Matouš Hejl’s work spans concert music, theater, film, and sound installations. Hejl is also active as a pianist and organist. In 2025, his Vespers on the St. Wenceslas Chorale premiered, performed by the Berg Orchestra. In 2023, he prepared the chamber oratorio Josef, and in the same year, his composition Kývání (Swaying) was performed by the Klangforum Wien ensemble at the Prague Spring festival. In 2022, he created the production Opera Ibsen with the theater company JEDL, an adaptation of Ibsen’s play Ghosts, which won the theater critics’ award in the music of the year category. In 2018, he was a finalist in the Czech Philharmonic’s composition competition, which premiered his composition Crossings. The music for the films Lost in Munich (2015) and Old Men (2019, together with Miroslav Srnka) earned Matouš Hejl a Czech Lion nomination for best music. In 2019 and 2020, the Berg Orchestra performed his immersive composition Prolínám, stmívám (I Blend, I Dim).
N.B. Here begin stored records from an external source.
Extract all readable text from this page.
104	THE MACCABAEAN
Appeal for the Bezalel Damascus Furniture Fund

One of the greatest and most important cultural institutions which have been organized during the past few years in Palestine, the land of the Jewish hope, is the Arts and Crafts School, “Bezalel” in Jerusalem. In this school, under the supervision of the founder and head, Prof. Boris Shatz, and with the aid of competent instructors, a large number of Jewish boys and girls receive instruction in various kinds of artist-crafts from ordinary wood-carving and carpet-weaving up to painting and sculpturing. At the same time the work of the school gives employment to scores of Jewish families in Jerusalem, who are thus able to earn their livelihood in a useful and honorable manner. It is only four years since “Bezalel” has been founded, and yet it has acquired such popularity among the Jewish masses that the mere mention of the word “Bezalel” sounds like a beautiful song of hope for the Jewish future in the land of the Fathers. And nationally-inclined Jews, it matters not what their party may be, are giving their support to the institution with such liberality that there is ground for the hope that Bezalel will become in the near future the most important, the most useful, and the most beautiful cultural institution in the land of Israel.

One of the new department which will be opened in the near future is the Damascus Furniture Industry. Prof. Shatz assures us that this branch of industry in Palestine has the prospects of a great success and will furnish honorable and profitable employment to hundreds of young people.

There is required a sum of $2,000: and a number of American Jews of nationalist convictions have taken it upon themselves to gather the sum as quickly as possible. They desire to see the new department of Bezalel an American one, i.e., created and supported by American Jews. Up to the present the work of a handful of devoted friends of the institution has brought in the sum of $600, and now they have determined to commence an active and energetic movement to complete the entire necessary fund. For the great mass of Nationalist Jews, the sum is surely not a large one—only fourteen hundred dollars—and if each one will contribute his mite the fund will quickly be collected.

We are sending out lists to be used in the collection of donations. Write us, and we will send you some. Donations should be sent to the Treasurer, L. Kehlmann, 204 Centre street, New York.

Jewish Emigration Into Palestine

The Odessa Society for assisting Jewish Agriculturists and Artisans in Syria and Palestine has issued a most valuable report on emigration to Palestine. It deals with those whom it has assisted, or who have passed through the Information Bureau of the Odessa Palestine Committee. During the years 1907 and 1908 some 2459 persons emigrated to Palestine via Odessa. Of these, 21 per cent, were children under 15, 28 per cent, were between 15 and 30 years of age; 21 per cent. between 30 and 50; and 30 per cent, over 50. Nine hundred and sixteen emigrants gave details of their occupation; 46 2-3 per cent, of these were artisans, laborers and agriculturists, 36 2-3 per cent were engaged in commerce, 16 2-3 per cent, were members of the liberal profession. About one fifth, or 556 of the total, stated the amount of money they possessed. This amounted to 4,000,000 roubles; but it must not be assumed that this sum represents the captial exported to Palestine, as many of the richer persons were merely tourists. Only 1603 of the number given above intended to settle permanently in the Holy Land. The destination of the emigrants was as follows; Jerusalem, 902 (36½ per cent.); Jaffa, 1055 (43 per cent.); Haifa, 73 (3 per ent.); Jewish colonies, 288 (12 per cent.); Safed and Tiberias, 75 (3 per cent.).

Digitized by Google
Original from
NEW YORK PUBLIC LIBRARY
His composition Kaleidoscope (2017), which was premiered by the same ensemble, won the award presented by Czech Radio for contemporary classical music. He currently teaches at New York University Prague.

Matouš Hejl
Photo: Tomáš Vodňanský

Antonín Procházka

Antonín Procházka is a percussionist, composer, improviser, foley artist, and teacher at the Music Faculty of the Academy of Performing Arts in Prague. He works across genres – in leading orchestras (Czech Philharmonic, Prague Symphony Orchestra, Prague Radio Symphony Orchestra, Prague Philharmonia), contemporary music ensembles (BERG, PMP), jazz and indie pop projects (Hele Wāwae, teepee) and improvisation. He performs as a vibraphone soloist, lecturer at music therapy workshops of the Czech Philharmonic, and his sounds can be heard in internationally acclaimed films. His style combines a sense of tradition with an innovative approach. As part of his doctoral studies at the Academy of Performing Arts in Prague, he is researching the phenomenon of talking drums in West Africa; in Accra, Ghana, he collaborated with the Ghana Dance Ensemble and the University of Ghana. He puts his experience to good use in his practice and teaching. He founded the Obroni Ensemble, an experimental laboratory combining African drumming with modern jazz and improvisation.

Antonín Procházka

Petr Tichý

Petr Tichý, a Czech jazz double bassist with extensive stage and studio experience, also plays an electroacoustic double bass of his own design, crafted by the violin maker Jiří Petlach. During his studies at the Jaroslav Ježek Conservatory and in the jazz department of Prague’s Academy of Performing Arts (under professors Petr Kořínek, Jaromír Honzák, and Jiří Slávík, with additional courses from Miroslav Vitouš), he became connected with the Prague jazz scene, where he continues to be active today. He also takes part—or has taken part—in a number of cross-genre projects (Alvik, Floex, Sylvie Krobová, Marek Novotný Quintet, the NTS Trio (with Michal Nejtek and Štěpán Smetáček), Feng-jun Song and the Puo Trio, Bran, J. Eoin, Paul Novotný Trio, Romanovká Tichý Hrubý, Alieksander Yasinski, Radek Doležal, Diva Baara, Pavol Hammel, Ondřej Škoch, Kateřina Göttlichová, Třaskavá směs by Franta Skála, Petr Nikl, Vladimír Václavek, Jana Vébrová, and others). His own compositional and sonic work is realized primarily through the project HLASkontraBAS, a duo with Ridina Ahmedová, for which they were nominated for the 2016 Anděl Award in the World Music category.

Petr Tichý

St. Nicolas Church in Boletice

When you enter the church in Boletice, which stands in the middle of the cemetery on a high ground called Olymp, you will feel the atmosphere of tradition and history.